I’ve always loved animals — in their place. That’s in the wild. I’ve never gotten attached to a pet, and I’ve never understood pet-lovers.* Sometimes I’ve envied them, because they seem to have discovered a kind of intimate companionship I’ve never known. I guess I’ve diverted all of that to my wife. Poor Judy.

Recently, I had a thought that I had to investigate. Is there any information in the Bible that might help me with my pet-freakiness? How did the familiar characters we read about in the Bible relate to their cats and dogs, or even their goldfish? Here’s what I found: There’s nothing in the Bible about pets. That’s amazing: more than a thousand pages in 66 separate Bible books, talking about people in many cultures, over at least fifteen centuries of human history, and no mention of pets?

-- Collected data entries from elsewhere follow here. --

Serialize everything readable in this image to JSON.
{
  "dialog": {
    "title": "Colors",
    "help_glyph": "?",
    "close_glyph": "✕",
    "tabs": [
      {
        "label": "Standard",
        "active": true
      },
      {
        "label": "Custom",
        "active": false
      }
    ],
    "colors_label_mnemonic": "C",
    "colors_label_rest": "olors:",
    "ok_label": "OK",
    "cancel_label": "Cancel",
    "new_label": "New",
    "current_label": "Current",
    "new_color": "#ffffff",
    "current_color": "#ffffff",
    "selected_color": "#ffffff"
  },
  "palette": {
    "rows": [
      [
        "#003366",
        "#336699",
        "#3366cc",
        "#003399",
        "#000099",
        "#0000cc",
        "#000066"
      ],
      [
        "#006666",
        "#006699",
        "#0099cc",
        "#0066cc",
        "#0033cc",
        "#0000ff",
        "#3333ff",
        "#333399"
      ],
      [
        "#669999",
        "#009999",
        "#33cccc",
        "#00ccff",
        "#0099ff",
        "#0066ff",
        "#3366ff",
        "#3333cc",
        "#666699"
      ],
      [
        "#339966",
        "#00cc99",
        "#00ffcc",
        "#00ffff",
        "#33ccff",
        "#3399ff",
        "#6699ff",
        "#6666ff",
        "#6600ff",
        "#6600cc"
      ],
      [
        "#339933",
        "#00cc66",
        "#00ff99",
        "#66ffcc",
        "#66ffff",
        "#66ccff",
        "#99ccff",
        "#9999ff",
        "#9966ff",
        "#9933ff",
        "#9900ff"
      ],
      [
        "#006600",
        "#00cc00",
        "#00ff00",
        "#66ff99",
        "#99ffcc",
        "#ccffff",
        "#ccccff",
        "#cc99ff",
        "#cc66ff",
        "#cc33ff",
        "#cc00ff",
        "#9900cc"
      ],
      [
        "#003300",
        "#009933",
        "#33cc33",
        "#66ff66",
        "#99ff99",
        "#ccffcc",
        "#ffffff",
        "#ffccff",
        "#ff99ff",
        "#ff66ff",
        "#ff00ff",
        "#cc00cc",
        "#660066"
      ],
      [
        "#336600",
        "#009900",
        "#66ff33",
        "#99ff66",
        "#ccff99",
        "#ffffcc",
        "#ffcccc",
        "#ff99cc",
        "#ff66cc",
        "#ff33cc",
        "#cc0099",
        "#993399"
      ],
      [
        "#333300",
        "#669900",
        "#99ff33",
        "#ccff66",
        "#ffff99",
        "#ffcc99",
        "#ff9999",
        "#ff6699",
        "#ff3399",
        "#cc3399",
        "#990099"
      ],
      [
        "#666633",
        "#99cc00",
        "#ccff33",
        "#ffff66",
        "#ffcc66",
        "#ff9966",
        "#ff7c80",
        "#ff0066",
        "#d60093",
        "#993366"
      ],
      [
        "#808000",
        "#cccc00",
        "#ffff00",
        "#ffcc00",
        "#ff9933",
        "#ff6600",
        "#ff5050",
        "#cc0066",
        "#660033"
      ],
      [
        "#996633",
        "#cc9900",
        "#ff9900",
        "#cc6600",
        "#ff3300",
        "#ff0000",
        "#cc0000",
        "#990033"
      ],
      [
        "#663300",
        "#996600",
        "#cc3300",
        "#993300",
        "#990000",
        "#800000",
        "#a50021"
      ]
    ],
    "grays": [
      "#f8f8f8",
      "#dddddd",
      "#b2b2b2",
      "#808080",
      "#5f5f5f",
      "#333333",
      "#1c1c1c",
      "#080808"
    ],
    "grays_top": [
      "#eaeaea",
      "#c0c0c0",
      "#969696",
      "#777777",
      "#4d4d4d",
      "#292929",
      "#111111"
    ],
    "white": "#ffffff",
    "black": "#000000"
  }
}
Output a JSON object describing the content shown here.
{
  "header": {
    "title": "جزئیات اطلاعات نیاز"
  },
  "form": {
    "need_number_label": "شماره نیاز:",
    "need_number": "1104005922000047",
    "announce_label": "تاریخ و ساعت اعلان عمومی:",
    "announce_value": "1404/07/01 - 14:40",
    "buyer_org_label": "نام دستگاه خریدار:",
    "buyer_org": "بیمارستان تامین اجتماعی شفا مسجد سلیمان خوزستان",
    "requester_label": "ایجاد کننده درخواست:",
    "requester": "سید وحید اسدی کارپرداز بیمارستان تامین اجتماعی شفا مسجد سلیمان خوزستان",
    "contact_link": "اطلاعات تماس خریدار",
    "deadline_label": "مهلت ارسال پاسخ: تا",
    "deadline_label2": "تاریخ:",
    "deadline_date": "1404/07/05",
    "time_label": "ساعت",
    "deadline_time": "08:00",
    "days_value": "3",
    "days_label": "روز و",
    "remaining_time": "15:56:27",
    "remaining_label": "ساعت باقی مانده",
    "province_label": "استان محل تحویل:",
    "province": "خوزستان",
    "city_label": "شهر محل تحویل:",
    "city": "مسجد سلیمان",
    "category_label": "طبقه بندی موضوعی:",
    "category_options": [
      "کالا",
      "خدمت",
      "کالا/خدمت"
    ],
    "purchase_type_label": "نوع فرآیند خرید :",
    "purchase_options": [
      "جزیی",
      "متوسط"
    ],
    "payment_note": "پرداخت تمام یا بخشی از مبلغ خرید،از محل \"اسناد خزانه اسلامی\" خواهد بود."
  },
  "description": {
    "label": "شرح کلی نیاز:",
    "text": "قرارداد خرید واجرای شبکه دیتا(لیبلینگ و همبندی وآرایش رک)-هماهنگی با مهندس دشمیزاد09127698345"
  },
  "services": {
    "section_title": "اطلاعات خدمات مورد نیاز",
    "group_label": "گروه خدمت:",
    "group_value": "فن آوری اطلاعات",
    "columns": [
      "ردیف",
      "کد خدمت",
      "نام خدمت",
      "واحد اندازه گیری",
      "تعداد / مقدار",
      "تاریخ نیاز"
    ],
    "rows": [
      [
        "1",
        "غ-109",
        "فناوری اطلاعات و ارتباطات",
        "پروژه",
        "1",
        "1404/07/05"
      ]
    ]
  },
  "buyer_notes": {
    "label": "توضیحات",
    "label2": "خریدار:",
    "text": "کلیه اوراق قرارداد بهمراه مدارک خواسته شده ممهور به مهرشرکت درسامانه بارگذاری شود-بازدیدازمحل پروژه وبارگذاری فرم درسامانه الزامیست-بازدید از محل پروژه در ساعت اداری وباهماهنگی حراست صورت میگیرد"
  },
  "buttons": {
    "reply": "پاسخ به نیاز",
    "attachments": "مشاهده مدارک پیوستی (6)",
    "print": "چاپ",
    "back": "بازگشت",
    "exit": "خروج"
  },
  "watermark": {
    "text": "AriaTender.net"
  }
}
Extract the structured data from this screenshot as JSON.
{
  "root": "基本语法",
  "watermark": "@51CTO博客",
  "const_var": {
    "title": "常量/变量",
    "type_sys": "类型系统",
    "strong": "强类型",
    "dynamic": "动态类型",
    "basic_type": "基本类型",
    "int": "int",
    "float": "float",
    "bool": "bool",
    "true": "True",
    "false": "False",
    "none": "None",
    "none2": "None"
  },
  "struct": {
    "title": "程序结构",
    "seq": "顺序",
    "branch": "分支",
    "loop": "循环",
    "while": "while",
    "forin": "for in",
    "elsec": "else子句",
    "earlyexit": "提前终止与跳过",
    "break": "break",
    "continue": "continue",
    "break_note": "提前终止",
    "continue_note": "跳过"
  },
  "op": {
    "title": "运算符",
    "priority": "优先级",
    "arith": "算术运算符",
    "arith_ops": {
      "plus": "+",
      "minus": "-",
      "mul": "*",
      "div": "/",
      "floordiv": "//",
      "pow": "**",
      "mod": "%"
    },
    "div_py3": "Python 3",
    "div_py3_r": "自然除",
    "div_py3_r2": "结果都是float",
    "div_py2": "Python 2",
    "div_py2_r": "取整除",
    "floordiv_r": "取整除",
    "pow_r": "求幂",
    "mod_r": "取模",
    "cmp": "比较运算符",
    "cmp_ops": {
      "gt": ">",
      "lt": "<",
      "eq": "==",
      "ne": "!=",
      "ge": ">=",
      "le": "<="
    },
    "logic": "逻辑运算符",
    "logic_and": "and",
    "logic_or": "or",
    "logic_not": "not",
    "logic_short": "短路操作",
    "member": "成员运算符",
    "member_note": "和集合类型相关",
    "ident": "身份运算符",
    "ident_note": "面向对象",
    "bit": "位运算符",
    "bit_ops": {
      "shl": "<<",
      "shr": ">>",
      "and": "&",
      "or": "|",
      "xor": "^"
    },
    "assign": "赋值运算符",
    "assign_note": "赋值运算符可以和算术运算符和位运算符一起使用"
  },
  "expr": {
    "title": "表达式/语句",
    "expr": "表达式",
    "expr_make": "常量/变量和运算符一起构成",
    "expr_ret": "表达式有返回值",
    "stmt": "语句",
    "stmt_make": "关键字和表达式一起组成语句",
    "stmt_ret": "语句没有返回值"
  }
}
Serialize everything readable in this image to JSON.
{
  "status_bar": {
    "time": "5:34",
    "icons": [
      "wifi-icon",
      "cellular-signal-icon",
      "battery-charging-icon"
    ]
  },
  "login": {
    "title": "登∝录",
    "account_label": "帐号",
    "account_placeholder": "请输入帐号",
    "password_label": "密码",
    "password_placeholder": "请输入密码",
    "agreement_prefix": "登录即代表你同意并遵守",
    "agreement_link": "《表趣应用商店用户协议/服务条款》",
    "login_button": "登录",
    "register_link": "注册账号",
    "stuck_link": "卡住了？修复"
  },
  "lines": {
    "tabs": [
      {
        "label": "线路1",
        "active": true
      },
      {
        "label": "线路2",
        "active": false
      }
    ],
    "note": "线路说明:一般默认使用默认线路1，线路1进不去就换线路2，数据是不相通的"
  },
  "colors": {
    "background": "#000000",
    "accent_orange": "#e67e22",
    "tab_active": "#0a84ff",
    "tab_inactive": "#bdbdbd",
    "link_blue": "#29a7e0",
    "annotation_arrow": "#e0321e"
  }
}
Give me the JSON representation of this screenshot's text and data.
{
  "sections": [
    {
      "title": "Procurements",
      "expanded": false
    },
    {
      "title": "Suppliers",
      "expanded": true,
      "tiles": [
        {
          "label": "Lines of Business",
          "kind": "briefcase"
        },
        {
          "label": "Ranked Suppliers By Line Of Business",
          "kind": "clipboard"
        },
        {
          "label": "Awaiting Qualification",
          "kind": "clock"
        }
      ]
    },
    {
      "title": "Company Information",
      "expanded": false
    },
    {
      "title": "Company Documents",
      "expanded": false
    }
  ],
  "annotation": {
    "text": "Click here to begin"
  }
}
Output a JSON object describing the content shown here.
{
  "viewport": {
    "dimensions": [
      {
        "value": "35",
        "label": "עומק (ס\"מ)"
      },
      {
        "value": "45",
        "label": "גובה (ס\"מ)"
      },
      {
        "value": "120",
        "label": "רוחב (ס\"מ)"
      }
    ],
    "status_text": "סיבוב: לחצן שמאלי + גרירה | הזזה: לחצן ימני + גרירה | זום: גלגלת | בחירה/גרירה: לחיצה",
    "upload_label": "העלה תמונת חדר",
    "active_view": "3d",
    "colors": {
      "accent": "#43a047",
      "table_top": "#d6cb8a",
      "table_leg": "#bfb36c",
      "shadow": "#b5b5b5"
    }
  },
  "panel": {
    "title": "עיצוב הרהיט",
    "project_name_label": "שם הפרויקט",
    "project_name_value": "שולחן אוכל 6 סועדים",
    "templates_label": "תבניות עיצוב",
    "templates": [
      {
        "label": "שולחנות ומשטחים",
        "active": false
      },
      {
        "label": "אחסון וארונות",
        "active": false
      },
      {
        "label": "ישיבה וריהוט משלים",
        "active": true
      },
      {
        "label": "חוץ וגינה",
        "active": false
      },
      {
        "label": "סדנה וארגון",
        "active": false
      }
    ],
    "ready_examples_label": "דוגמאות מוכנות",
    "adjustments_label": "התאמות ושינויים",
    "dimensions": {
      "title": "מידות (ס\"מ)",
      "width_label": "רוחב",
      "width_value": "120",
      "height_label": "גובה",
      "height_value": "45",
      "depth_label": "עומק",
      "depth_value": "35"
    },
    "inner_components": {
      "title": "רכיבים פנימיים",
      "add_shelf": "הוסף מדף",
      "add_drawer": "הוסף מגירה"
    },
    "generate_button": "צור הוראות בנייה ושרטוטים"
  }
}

Wait a minute; there’s that parable told by the prophet Nathan when he accused King David of adultery:

“There were two men in a certain city, the one rich and the other poor. The rich man had very many flocks and herds; but the poor man had nothing but one little ewe lamb, which he had bought. He brought it up, and it grew up with him and with his children; it used to eat of his meager fare, and drink from his cup, and lie in his bosom, and it was like a daughter to him. Now there came a traveler to the rich man, and he was loath to take one of his own flock or herd to prepare for the wayfarer who had come to him, but he took the poor man’s lamb, and prepared that for the guest who had come to him.” (2 Samuel 12:1-4)

Okay, allowing the lamb to share meals with his children and to “lie in his bosom” sounds like pet-lover behavior. However, none of my friends have chosen lambs as pets, probably because they grow up to be smelly old sheep that do nothing but chew their cuds and mess up the floor. And, in spite of the poor man’s strange way of showing this, it seems quite likely that he loved this “pet” mostly as a potential future meal.

So, mean old Scrooge Van Alstine is right: pet lovers can’t find any justification in the Bible for their strange attraction to dumb animals. Then, why do I envy them? Why do I have the feeling that pet-lovers know something that I don’t know?

I’ve shared with a few family and friends about the thoughts that comfort me most as I face the fact that the end of my earthly life is probably not far off. My basic confidence is that I will be in the hands of the good God I’ve come to know through my Christian faith. But the images I find most reassuring are not of pearly gates, streets of gold and a comfortable eternal house specially prepared for me. My deepest soul seems to long for a profound connection with Life, with every living creature, with the Spirit of God which he “breathed into” the heaven and earth that he declared to be a “very good” expression of who he is (Genesis 1:31). I can’t picture what the moment of my crossing over will be like, but I expect it to be the ultimate Aha! experience, all of my thoughts, dreams and desires come together as part of the Eternal Reality of Life.

I think pet-lovers have a glimpse of this same hope. Through the eyes of their pets, they seem to experience a mystical understanding beyond their earthly limitations, beyond this life’s frustrating incompleteness. They seem to be experiencing a little preview of heaven through their connection with their pets. I see this, even though I don’t get it.

– Pastor George Van Alstine

* When I was reading everything by C.S. Lewis during my college years, I was mystified by his notion that higher animals have a “self” that may be immortal (expressed in The Problem of Pain). It seemed to be inconsistent with his usual critical thinking. Then I discovered he was a pet-lover who became very attached to his cats. I decided that these ideas about animal-afterlife were coming more from his romantic feeling than his rational thinking. In retrospect, I think his special connection with his pets helped him create the powerful animal figures in his Chronicles of Narnia.